Sánchez ha pasado de sinuoso a invisible y de héroe a camarero. Ya no le prestamos atención así salga de esmoquin o de tuno o con bata blanca de George Clooney, porque ya no lo vemos como presidente malo o bueno, sino que no lo vemos de presidente, como no vemos de médico a Clooney. Queriéndose alejar del virus, se ha revelado prescindible o superfluo. Ya no le prestamos atención, al menos en eso en lo que nos va la vida ahora. Luego, claro, salen Iglesias, Otegi, Puigdemont y tal, y nos damos cuenta de que aún gobierna, de que Sánchez no deja de hacer daño aunque se esconda en la nieve como entre dálmatas o sólo se dirija a nosotros desde dentro de una pecera.
Sánchez se ha convertido en espejo de tanto mirarse en los espejos y se ha convertido en botones de tanto salir de sus cochazos. No es ya que se esconda o que no le veamos, sino que, aun en la familiaridad, no le prestamos atención, como a un actor español.
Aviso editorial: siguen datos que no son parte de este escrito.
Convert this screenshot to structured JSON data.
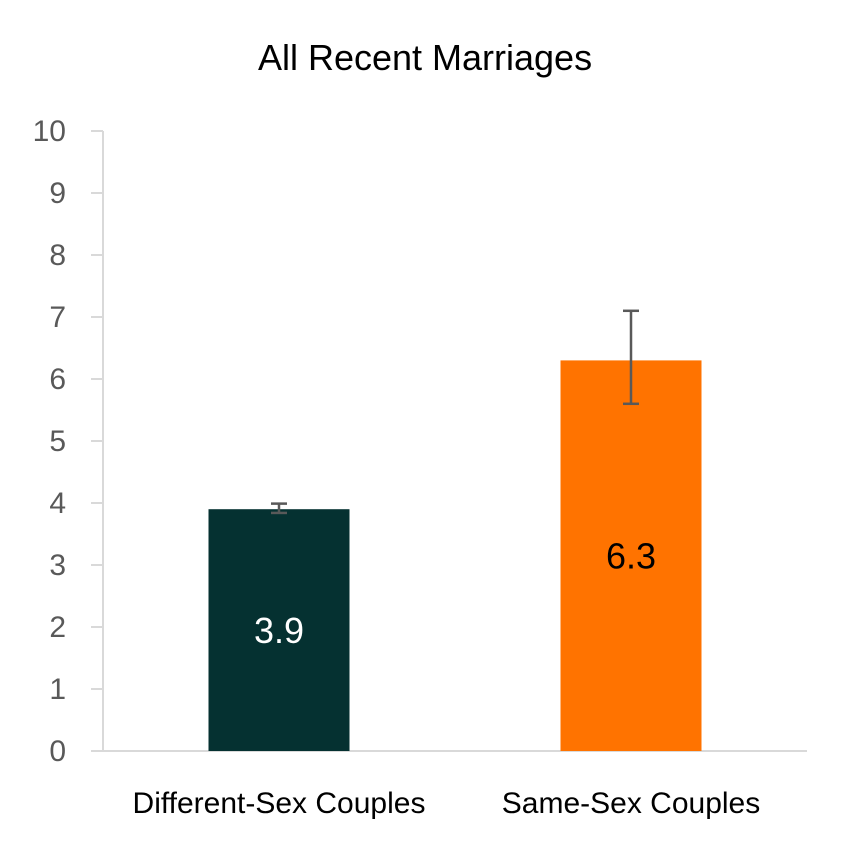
{
  "chart_data": {
    "type": "bar",
    "title": "All Recent Marriages",
    "categories": [
      "Different-Sex Couples",
      "Same-Sex Couples"
    ],
    "values": [
      3.9,
      6.3
    ],
    "display_values": [
      "3.9",
      "6.3"
    ],
    "error_bars": [
      {
        "low": 3.84,
        "high": 3.99
      },
      {
        "low": 5.6,
        "high": 7.1
      }
    ],
    "colors": [
      "#053131",
      "#ff7300"
    ],
    "data_label_colors": [
      "#ffffff",
      "#000000"
    ],
    "xlabel": "",
    "ylabel": "",
    "ylim": [
      0,
      10
    ],
    "yticks": [
      0,
      1,
      2,
      3,
      4,
      5,
      6,
      7,
      8,
      9,
      10
    ],
    "grid": false,
    "legend": false
  }
}
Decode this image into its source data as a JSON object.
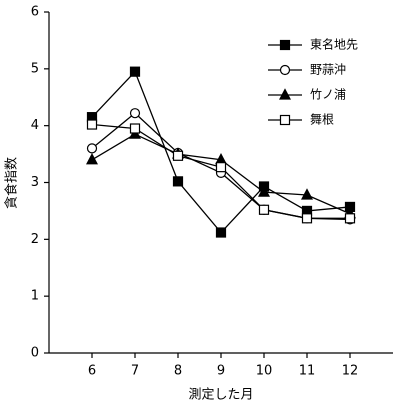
{
  "chart_data": {
    "type": "line",
    "x_label": "測定した月",
    "y_label": "貪食指数",
    "x": [
      6,
      7,
      8,
      9,
      10,
      11,
      12
    ],
    "series": [
      {
        "name": "東名地先",
        "color": "#000000",
        "marker": "square",
        "marker_fill": "#000000",
        "values": [
          4.15,
          4.95,
          3.02,
          2.12,
          2.93,
          2.5,
          2.57
        ]
      },
      {
        "name": "野蒜沖",
        "color": "#000000",
        "marker": "circle",
        "marker_fill": "#ffffff",
        "values": [
          3.6,
          4.22,
          3.52,
          3.17,
          2.52,
          2.37,
          2.35
        ]
      },
      {
        "name": "竹ノ浦",
        "color": "#000000",
        "marker": "triangle",
        "marker_fill": "#000000",
        "values": [
          3.4,
          3.85,
          3.5,
          3.4,
          2.83,
          2.78,
          2.45
        ]
      },
      {
        "name": "舞根",
        "color": "#000000",
        "marker": "square",
        "marker_fill": "#ffffff",
        "values": [
          4.02,
          3.95,
          3.47,
          3.27,
          2.52,
          2.37,
          2.37
        ]
      }
    ],
    "xlim": [
      5,
      13
    ],
    "xticks": [
      6,
      7,
      8,
      9,
      10,
      11,
      12
    ],
    "ylim": [
      0,
      6
    ],
    "yticks": [
      0,
      1,
      2,
      3,
      4,
      5,
      6
    ],
    "legend": "upper right"
  }
}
De tanto sacudirse el bicho como arena de su cuerpo bronceado, Sánchez ha conseguido ser irrelevante para lo que importa, para lo que nos preocupa, sea este nevadón en el que nevaron estatuas enteras o sea el virus que se vuelve a cachondear de los allegados del Gobierno. Quiero decir que cuando pasa algo ya sólo esperamos a ver qué dicen Illa, Simón, Ábalos, Marlaska, Margarita Robles, Ayuso, e incluso María Jesús Montero, que es como esperar a ver qué dice María Jiménez. Sánchez no ha delegado en las autonomías, sino en un montón de secundarios como de Aída.